Fourth, Wolfram's criterion of "obviously simple" is a very low threshold. Absurdly simple cellular automata with trivial initial conditions are sometimes complex enough to clear the bar. It was confronting these apparently simple programs that generate apparently infinitely complex output that set Wolfram off on the 20-year research program that culminated in A New Kind of Science.
Fifth, the "equivalent sophistication" part. He's saying that, in some sense, there is no fundamental difference between a Rule-30 cellular automaton and a human mind, or between a hurricane and the entire universe.
They are all computations of equivalent sophistication. Not just in some sense, but in a very important sense: All such processes are computationally equivalent, meaning that they all have the same fundamental limits. The human mind is capable of the same set of computations as a dust cloud or a banana slug - and no more.
In A New Kind of Science, Wolfram describes the simple programs that caught his attention so dramatically two decades ago. He shows how they can produce output of unlimited complexity, that in fact, they can be universal computers. He shows how they can be made to mirror processes in nature, the form and structure of living things, turbulent fluids, economic behavior. He asserts that these processes are also effectively universal computers. And he asserts that all of these things are computationally equivalent - that there is really only one level of computational capability beyond the trivial. It's sort of a You Got It or You Don't Got It thing, and all these processes have got it. They are universal computers and, therefore, they are computationally equivalent. "[I]f one looks at a sequence of systems with progressively more complicated rules, one should expect that the overall behavior they produce will become more complex only until the threshold of universality is reached. [After that,] there should be no further fundamental change..."

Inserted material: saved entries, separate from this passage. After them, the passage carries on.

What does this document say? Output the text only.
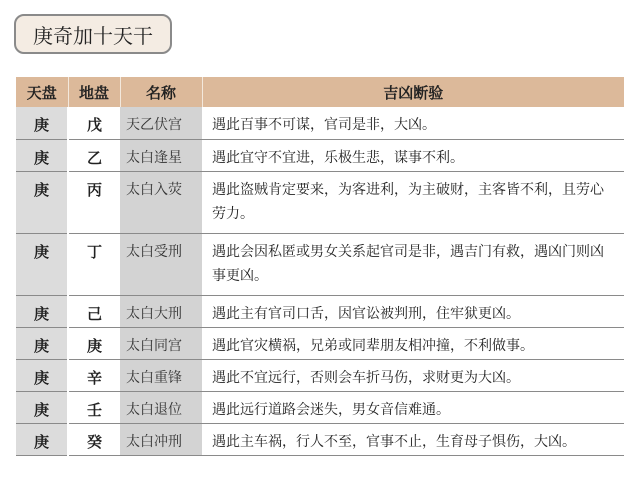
庚奇加十天干
天盘	地盘	名称	吉凶断验
庚	戊	天乙伏宫	遇此百事不可谋，官司是非，大凶。
庚	乙	太白逢星	遇此宜守不宜进，乐极生悲，谋事不利。
庚	丙	太白入荧	遇此盗贼肯定要来，为客进利，为主破财，主客皆不利，且劳心劳力。
庚	丁	太白受刑	遇此会因私匿或男女关系起官司是非，遇吉门有救，遇凶门则凶事更凶。
庚	己	太白大刑	遇此主有官司口舌，因官讼被判刑，住牢狱更凶。
庚	庚	太白同宫	遇此官灾横祸，兄弟或同辈朋友相冲撞，不利做事。
庚	辛	太白重锋	遇此不宜远行，否则会车折马伤，求财更为大凶。
庚	壬	太白退位	遇此远行道路会迷失，男女音信难通。
庚	癸	太白冲刑	遇此主车祸，行人不至，官事不止，生育母子惧伤，大凶。
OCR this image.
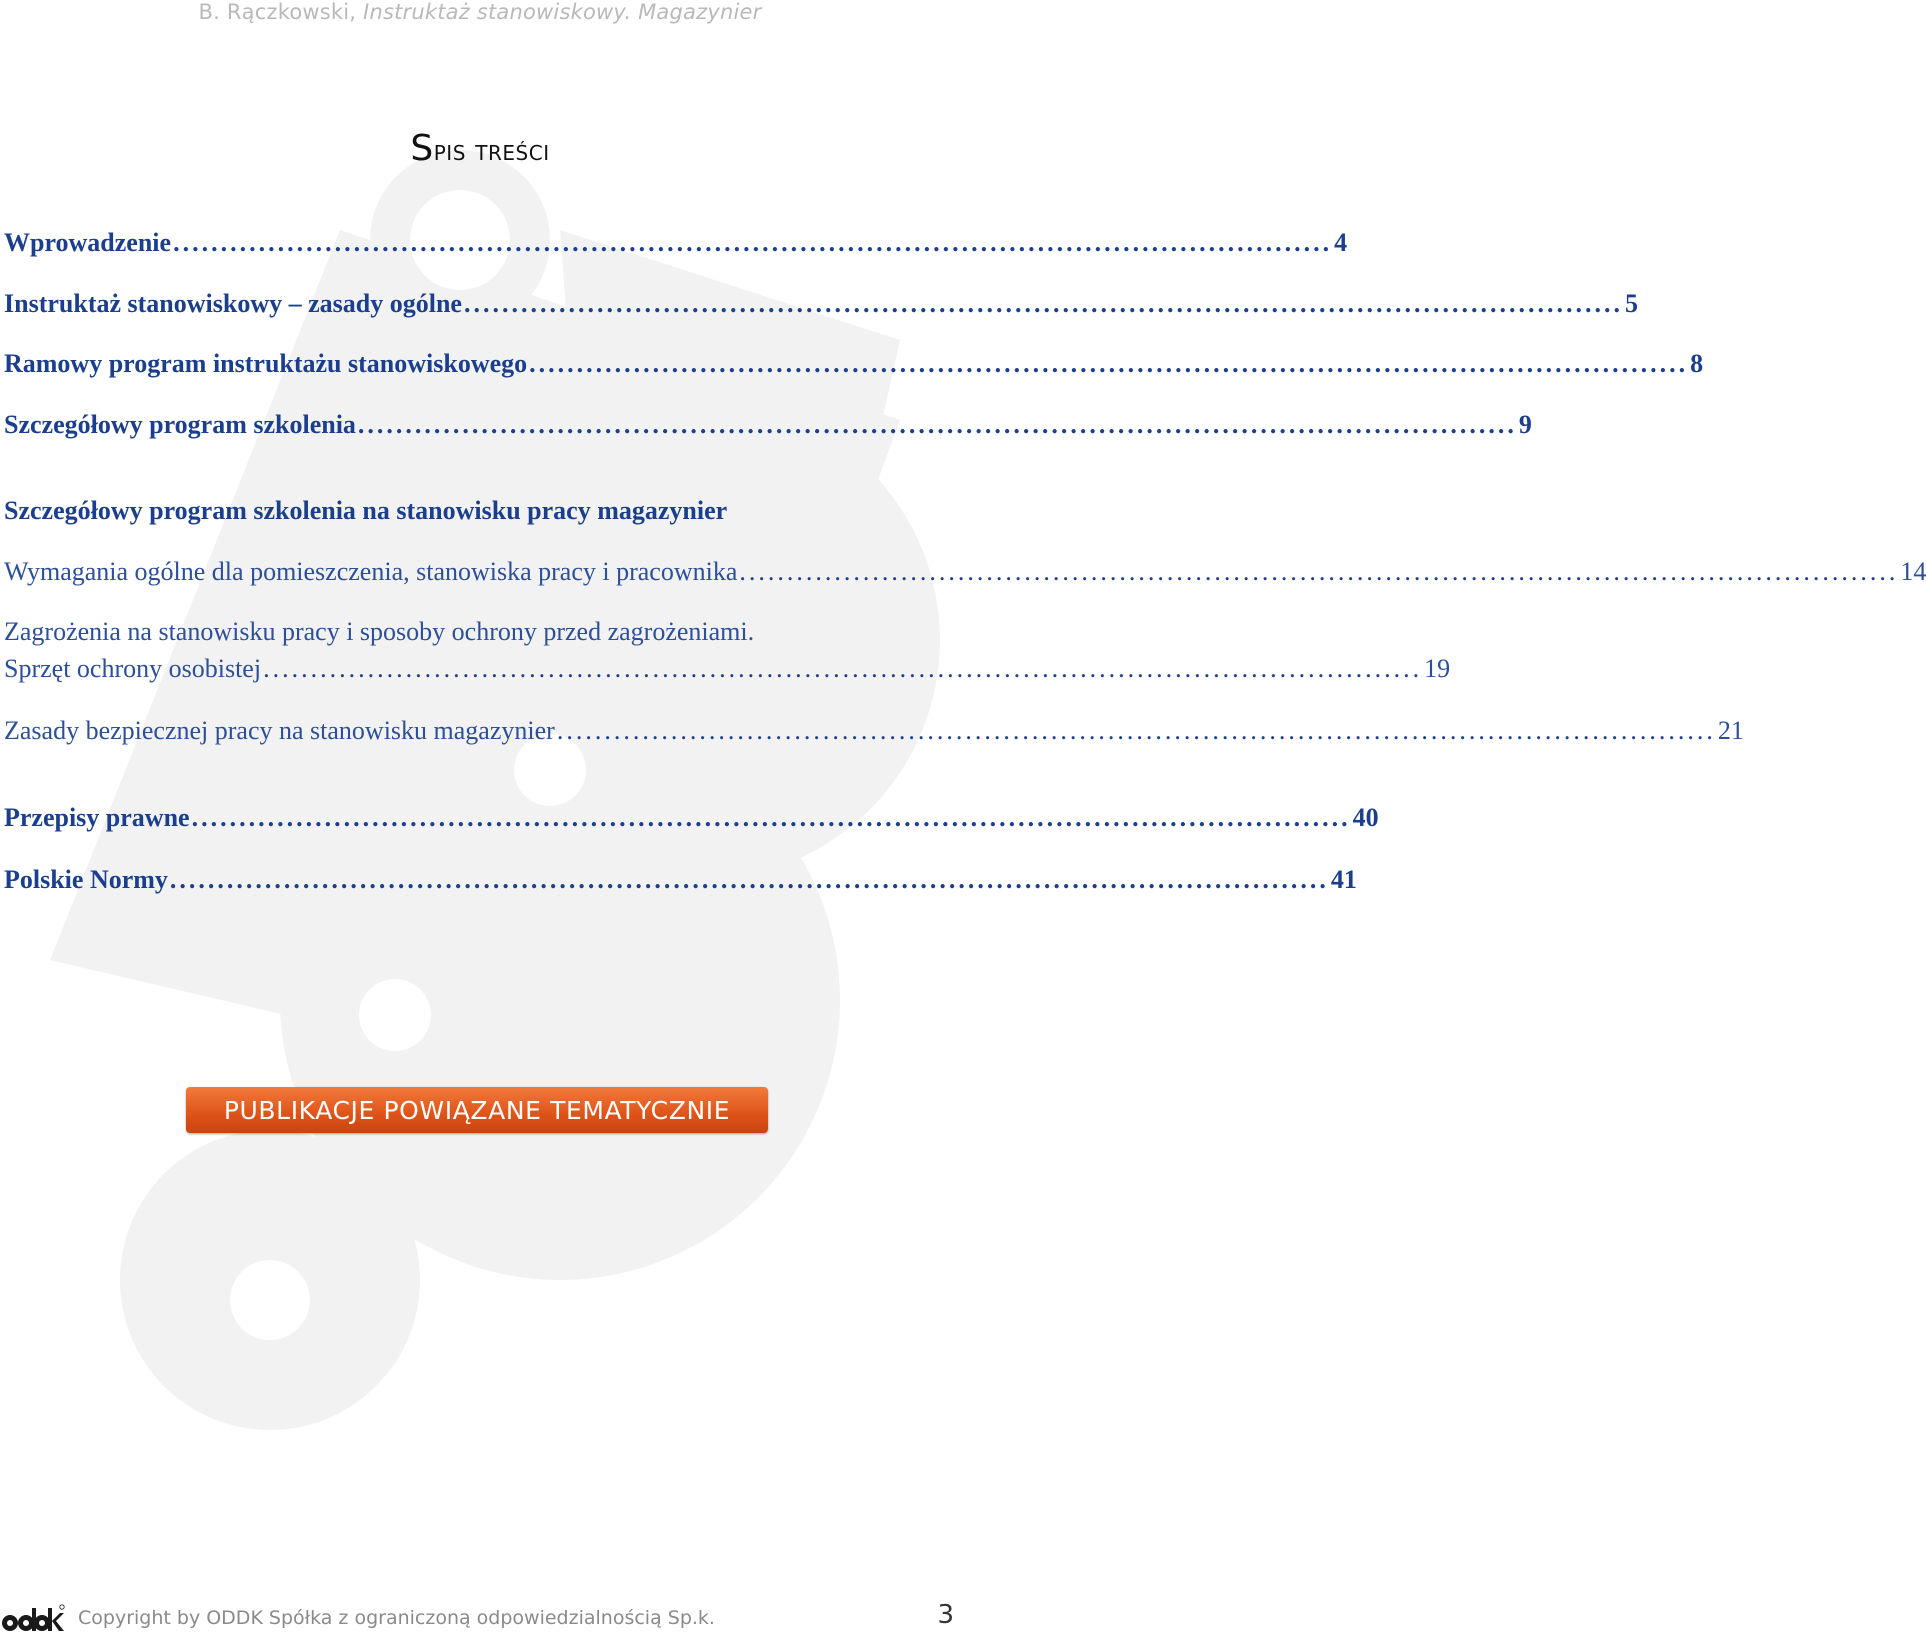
B. Rączkowski, Instruktaż stanowiskowy. Magazynier
Spis treści
Wprowadzenie .......................................................................................................................... 4
Instruktaż stanowiskowy – zasady ogólne .......................................................................................................................... 5
Ramowy program instruktażu stanowiskowego .......................................................................................................................... 8
Szczegółowy program szkolenia .......................................................................................................................... 9
Szczegółowy program szkolenia na stanowisku pracy magazynier
Wymagania ogólne dla pomieszczenia, stanowiska pracy i pracownika .......................................................................................................................... 14
Zagrożenia na stanowisku pracy i sposoby ochrony przed zagrożeniami.
Sprzęt ochrony osobistej .......................................................................................................................... 19
Zasady bezpiecznej pracy na stanowisku magazynier .......................................................................................................................... 21
Przepisy prawne .......................................................................................................................... 40
Polskie Normy .......................................................................................................................... 41
PUBLIKACJE POWIĄZANE TEMATYCZNIE
Copyright by ODDK Spółka z ograniczoną odpowiedzialnością Sp.k.	3
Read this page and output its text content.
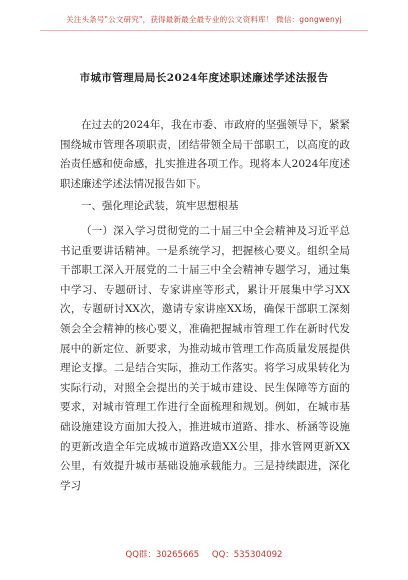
关注头条号"公文研究"，获得最新最全最专业的公文资料库！ 微信：gongwenyj
市城市管理局局长2024年度述职述廉述学述法报告

在过去的2024年，我在市委、市政府的坚强领导下，紧紧围绕城市管理各项职责，团结带领全局干部职工，以高度的政治责任感和使命感，扎实推进各项工作。现将本人2024年度述职述廉述学述法情况报告如下。

一、强化理论武装，筑牢思想根基

（一）深入学习贯彻党的二十届三中全会精神及习近平总书记重要讲话精神。一是系统学习，把握核心要义。组织全局干部职工深入开展党的二十届三中全会精神专题学习，通过集中学习、专题研讨、专家讲座等形式，累计开展集中学习XX次，专题研讨XX次，邀请专家讲座XX场，确保干部职工深刻领会全会精神的核心要义，准确把握城市管理工作在新时代发展中的新定位、新要求，为推动城市管理工作高质量发展提供理论支撑。二是结合实际，推动工作落实。将学习成果转化为实际行动，对照全会提出的关于城市建设、民生保障等方面的要求，对城市管理工作进行全面梳理和规划。例如，在城市基础设施建设方面加大投入，推进城市道路、排水、桥涵等设施的更新改造全年完成城市道路改造XX公里，排水管网更新XX公里，有效提升城市基础设施承载能力。三是持续跟进，深化学习

QQ群：30265665 QQ：535304092
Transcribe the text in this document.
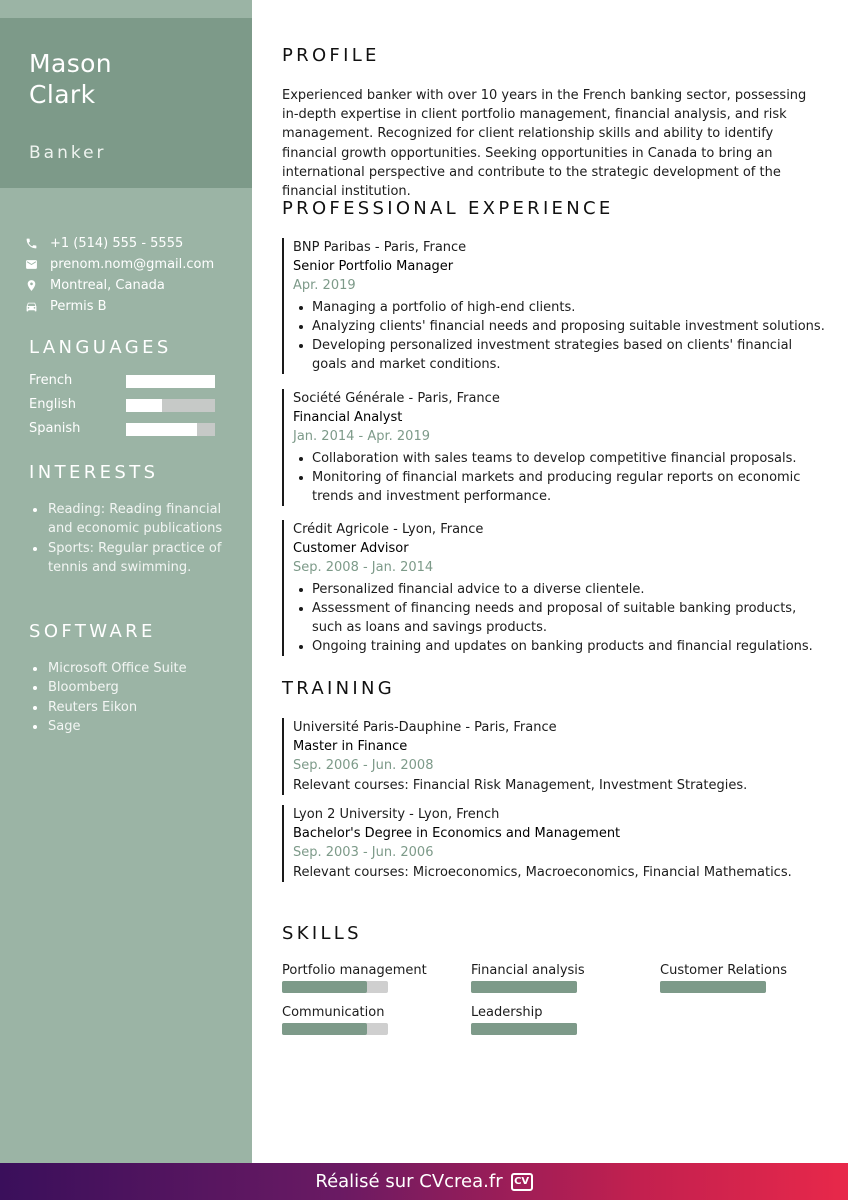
Mason
Clark
Banker
+1 (514) 555 - 5555
prenom.nom@gmail.com
Montreal, Canada
Permis B
LANGUAGES
French
English
Spanish
INTERESTS
Reading: Reading financial and economic publications
Sports: Regular practice of tennis and swimming.
SOFTWARE
Microsoft Office Suite
Bloomberg
Reuters Eikon
Sage
PROFILE
Experienced banker with over 10 years in the French banking sector, possessing in-depth expertise in client portfolio management, financial analysis, and risk management. Recognized for client relationship skills and ability to identify financial growth opportunities. Seeking opportunities in Canada to bring an international perspective and contribute to the strategic development of the financial institution.
PROFESSIONAL EXPERIENCE
BNP Paribas - Paris, France
Senior Portfolio Manager
Apr. 2019
Managing a portfolio of high-end clients.
Analyzing clients' financial needs and proposing suitable investment solutions.
Developing personalized investment strategies based on clients' financial goals and market conditions.
Société Générale - Paris, France
Financial Analyst
Jan. 2014 - Apr. 2019
Collaboration with sales teams to develop competitive financial proposals.
Monitoring of financial markets and producing regular reports on economic trends and investment performance.
Crédit Agricole - Lyon, France
Customer Advisor
Sep. 2008 - Jan. 2014
Personalized financial advice to a diverse clientele.
Assessment of financing needs and proposal of suitable banking products, such as loans and savings products.
Ongoing training and updates on banking products and financial regulations.
TRAINING
Université Paris-Dauphine - Paris, France
Master in Finance
Sep. 2006 - Jun. 2008
Relevant courses: Financial Risk Management, Investment Strategies.
Lyon 2 University - Lyon, French
Bachelor's Degree in Economics and Management
Sep. 2003 - Jun. 2006
Relevant courses: Microeconomics, Macroeconomics, Financial Mathematics.
SKILLS
Portfolio management	Financial analysis	Customer Relations
Communication	Leadership
Réalisé sur CVcrea.fr	CV
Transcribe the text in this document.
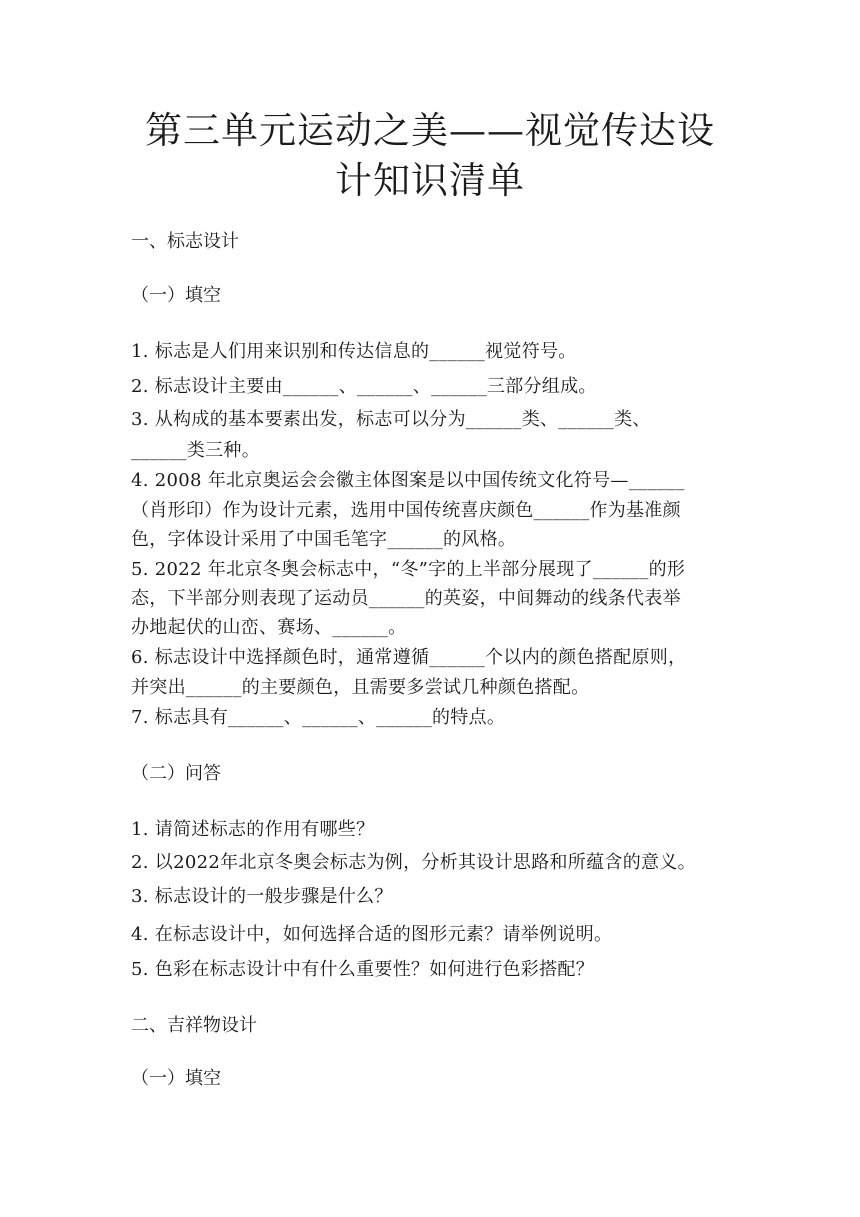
第三单元运动之美——视觉传达设
计知识清单
一、标志设计
（一）填空
1. 标志是人们用来识别和传达信息的______视觉符号。
2. 标志设计主要由______、______、______三部分组成。
3. 从构成的基本要素出发，标志可以分为______类、______类、
______类三种。
4. 2008 年北京奥运会会徽主体图案是以中国传统文化符号—______
（肖形印）作为设计元素，选用中国传统喜庆颜色______作为基准颜
色，字体设计采用了中国毛笔字______的风格。
5. 2022 年北京冬奥会标志中，“冬”字的上半部分展现了______的形
态，下半部分则表现了运动员______的英姿，中间舞动的线条代表举
办地起伏的山峦、赛场、______。
6. 标志设计中选择颜色时，通常遵循______个以内的颜色搭配原则，
并突出______的主要颜色，且需要多尝试几种颜色搭配。
7. 标志具有______、______、______的特点。
（二）问答
1. 请简述标志的作用有哪些？
2. 以2022年北京冬奥会标志为例，分析其设计思路和所蕴含的意义。
3. 标志设计的一般步骤是什么？
4. 在标志设计中，如何选择合适的图形元素？请举例说明。
5. 色彩在标志设计中有什么重要性？如何进行色彩搭配？
二、吉祥物设计
（一）填空
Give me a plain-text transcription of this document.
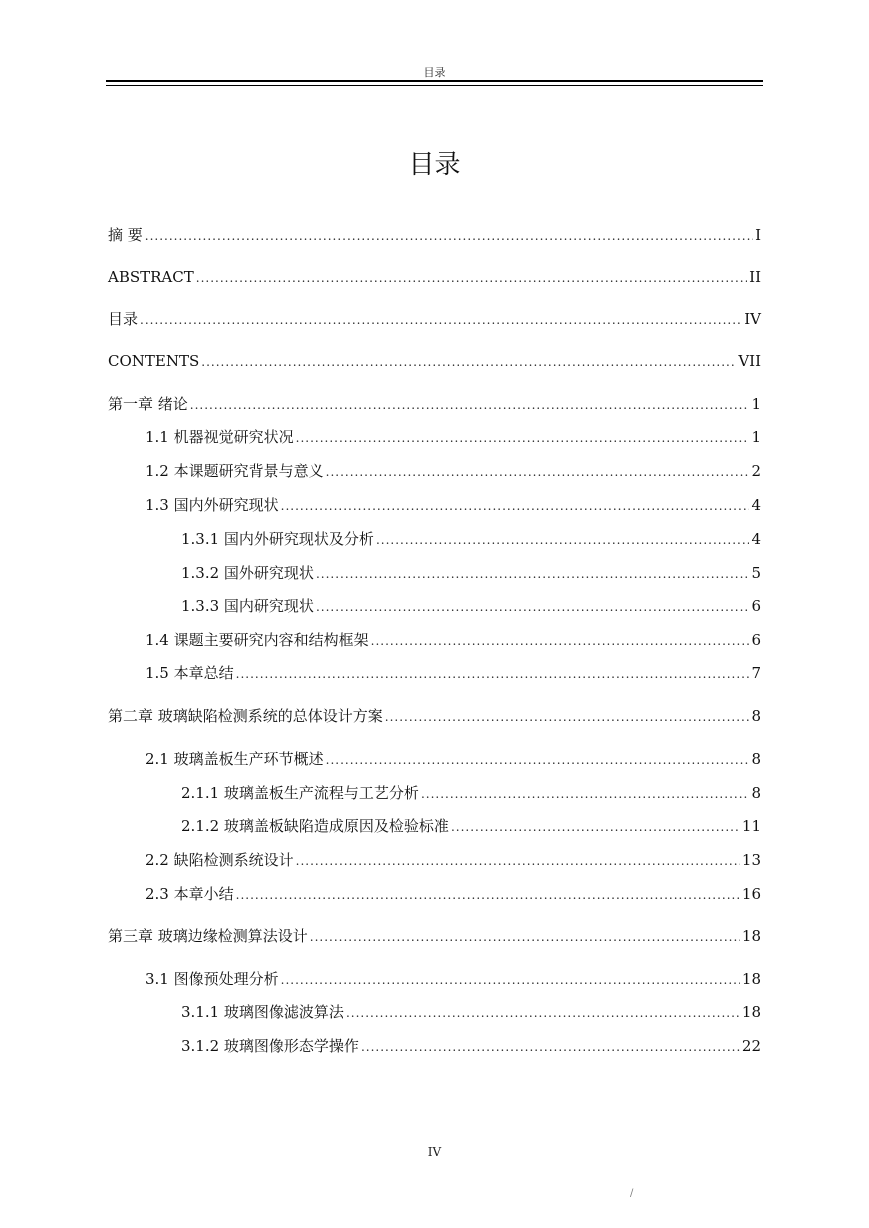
目录
目录
摘 要 .....	I
ABSTRACT .....	II
目录 .....	IV
CONTENTS .....	VII
第一章 绪论 .....	1
1.1 机器视觉研究状况 .....	1
1.2 本课题研究背景与意义 .....	2
1.3 国内外研究现状 .....	4
1.3.1 国内外研究现状及分析 .....	4
1.3.2 国外研究现状 .....	5
1.3.3 国内研究现状 .....	6
1.4 课题主要研究内容和结构框架 .....	6
1.5 本章总结 .....	7
第二章 玻璃缺陷检测系统的总体设计方案 .....	8
2.1 玻璃盖板生产环节概述 .....	8
2.1.1 玻璃盖板生产流程与工艺分析 .....	8
2.1.2 玻璃盖板缺陷造成原因及检验标准 .....	11
2.2 缺陷检测系统设计 .....	13
2.3 本章小结 .....	16
第三章 玻璃边缘检测算法设计 .....	18
3.1 图像预处理分析 .....	18
3.1.1 玻璃图像滤波算法 .....	18
3.1.2 玻璃图像形态学操作 .....	22
IV
/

One implication of his Principle of Computational Equivalence, which Wolfram draws explicitly, is that no system of any kind can ever carry out a computation that is more sophisticated than what can be carried out on a Turing machine or with a cellular automaton. That includes human brains and quantum computers.
On the other hand, the Principle of Computational Equivalence implies that any computation that can be performed by the most powerful computer can, in principle, be performed by any process that passes its low threshold of complexity. A cloud can compute a Quicksort - in principle. Another implication of the Principle of Computational Equivalence is that many of the unsolved problems of science and mathematics may remain unsolved - because they are computationally irreducible. Many of the cellular automata that Wolfram explores in loving detail in the book produce output that seems to be unpredictable by any means other than running the program and seeing what it does. Given the initial conditions and the rule governing the process, it is still impossible to short-cut the process to determine, say, the color of cell c at time t.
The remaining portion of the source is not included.